A number of simulation-based spine surgery training modules have been developed to teach trainees approaches for spinal decompression, instrumentation, and even complication management.22,23 In this supplement, Harrop et al24 report early results of a posterior cervical decompression model that was created using 3-dimensional printing and included synthetic dura and neural elements. Pressure sensors were included to estimate potential injury during the simulated procedure. Piloted at the 2012 Congress of Neurological Surgeons Annual Meeting, the posterior cervical decompression module increased participants’ understanding and performance of posterior cervical decompression. A more simplified physical model was used at the same meeting to teach the technique for anterior cervical diskectomy and fusion,25 and although the performance assessment was not used in all cases, posttest scores indicated that the model helped residents learn key elements of the operative approach. Minimally invasive spine surgery, pedicle screw placement in particular, is another skill set ideally suited for simulation with computer models, virtual reality, and advanced haptics.26 When evaluated in a pilot study, trainees performed better on both didactic testing and technical evaluation after a simulation-based education program.27
Introducing simulation modules into the traditional neurosurgical curriculum will require substantial effort and significant capital expenditure. On the basis of their own experience, Gasco et al28 estimate an initial investment of approximately $340 000 and annual operating expenses of $28 000 (1 resident per year).
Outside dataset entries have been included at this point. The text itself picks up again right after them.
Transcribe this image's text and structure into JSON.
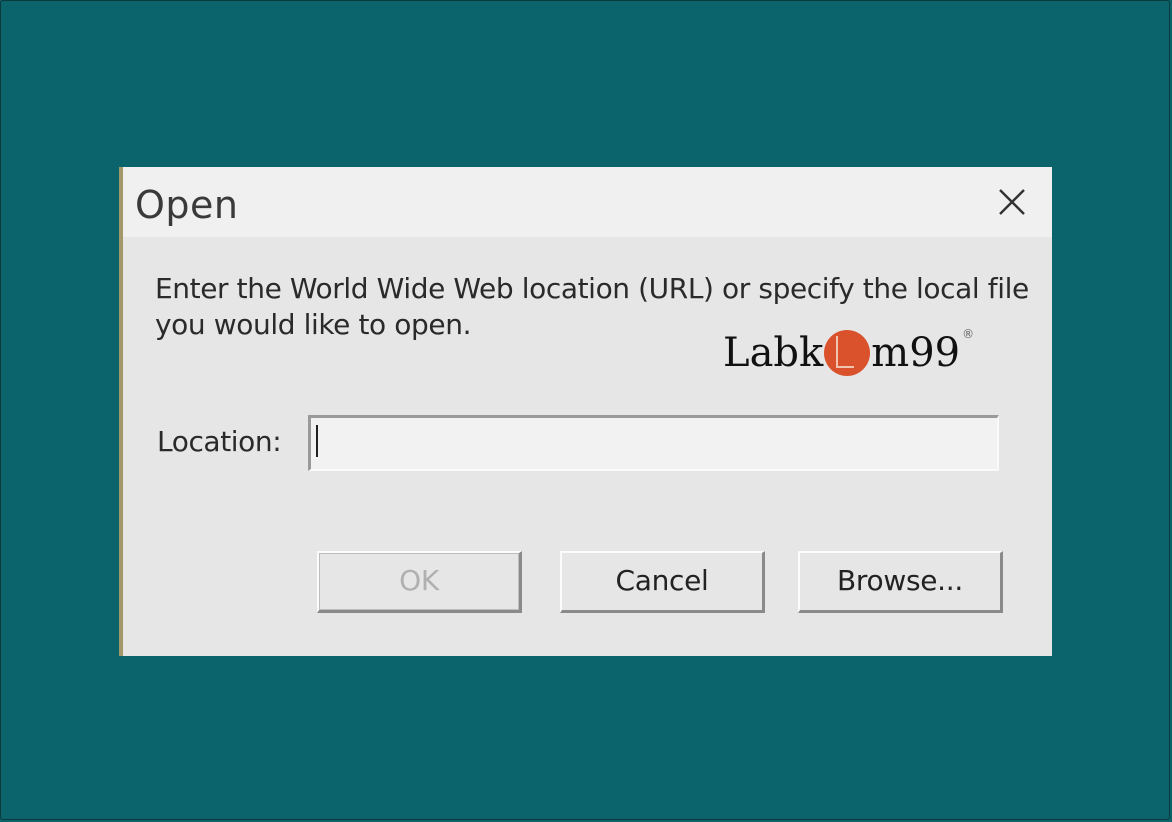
{
  "dialog": {
    "title": "Open",
    "message_line1": "Enter the World Wide Web location (URL) or specify the local file",
    "message_line2": "you would like to open.",
    "location_label": "Location:",
    "location_value": "",
    "buttons": {
      "ok": "OK",
      "ok_enabled": false,
      "cancel": "Cancel",
      "browse": "Browse..."
    }
  },
  "watermark": {
    "text_before": "Labk",
    "text_after": "m99",
    "registered_mark": "®",
    "accent_color": "#d9522c"
  },
  "icons": {
    "close": "close-icon",
    "watermark_logo": "labkom-logo-icon"
  },
  "colors": {
    "desktop_background": "#0b646b",
    "dialog_background": "#e6e6e6",
    "titlebar_background": "#f0f0f0",
    "disabled_text": "#b0b0b0"
  }
}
They note a positive impact of resident perceptions on the training experience, but additional studies are required to evaluate whether resident perception translated into improved outcomes, patient safety, or other objective metrics.28 Overall, the authors feel that incorporating simulation scenarios into their curriculum was feasible and useful in resident education.
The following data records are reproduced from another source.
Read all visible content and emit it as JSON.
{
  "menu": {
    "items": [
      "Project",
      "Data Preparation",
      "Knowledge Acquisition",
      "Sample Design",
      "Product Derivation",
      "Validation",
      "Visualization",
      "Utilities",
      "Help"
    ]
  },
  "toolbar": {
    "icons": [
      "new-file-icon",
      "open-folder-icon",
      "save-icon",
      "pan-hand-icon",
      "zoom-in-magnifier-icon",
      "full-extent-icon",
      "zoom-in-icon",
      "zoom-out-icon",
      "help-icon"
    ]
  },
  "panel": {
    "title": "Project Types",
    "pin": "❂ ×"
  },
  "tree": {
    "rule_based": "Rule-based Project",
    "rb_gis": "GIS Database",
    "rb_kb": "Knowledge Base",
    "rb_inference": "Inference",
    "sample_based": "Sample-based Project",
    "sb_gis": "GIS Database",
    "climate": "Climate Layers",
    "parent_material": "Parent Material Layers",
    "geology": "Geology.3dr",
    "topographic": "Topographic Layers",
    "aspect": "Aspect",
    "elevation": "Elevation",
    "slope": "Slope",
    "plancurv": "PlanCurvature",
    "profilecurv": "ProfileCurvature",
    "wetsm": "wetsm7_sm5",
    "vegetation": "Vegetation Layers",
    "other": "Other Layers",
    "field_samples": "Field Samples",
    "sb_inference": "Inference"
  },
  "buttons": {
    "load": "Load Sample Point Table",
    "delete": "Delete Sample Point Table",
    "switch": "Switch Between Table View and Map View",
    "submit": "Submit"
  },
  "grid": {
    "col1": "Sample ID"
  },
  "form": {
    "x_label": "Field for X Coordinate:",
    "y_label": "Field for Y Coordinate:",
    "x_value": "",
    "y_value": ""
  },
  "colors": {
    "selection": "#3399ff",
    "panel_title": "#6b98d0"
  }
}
With increasingly lifelike simulators and dynamic operative and clinical crisis training, simulation promises to be a transformative tool for neurosurgical training. As these methodologies are used more and more in courses and in basic neurosurgical curricula, simulation will enable trainees to rehearse operative procedures or clinical scenarios many times, reinforcing key principles or steps.9,11 Furthermore, as trainee evaluations are standardized through the Milestones project (Accreditation Council of Graduate Medical Education) and additional performance evaluations are required for selected index cases (as part of the Society for Neurological Surgeons’ Matrix), simulation may provide both a method for residents to practice and learn and a means for resident assessment.4,29
Although simulation may be most immediately relevant to early learners, it may also represent a valuable tool to be used throughout more senior levels of training and even woven into curricula for lifelong learning. Simulation in these groups may focus not just on operative skills, novel procedures, and clinical scenarios but also on approaches to enhance patient safety and healthcare quality.
The authors have no personal financial or institutional interest in any of the drugs, materials, or devices described in this article.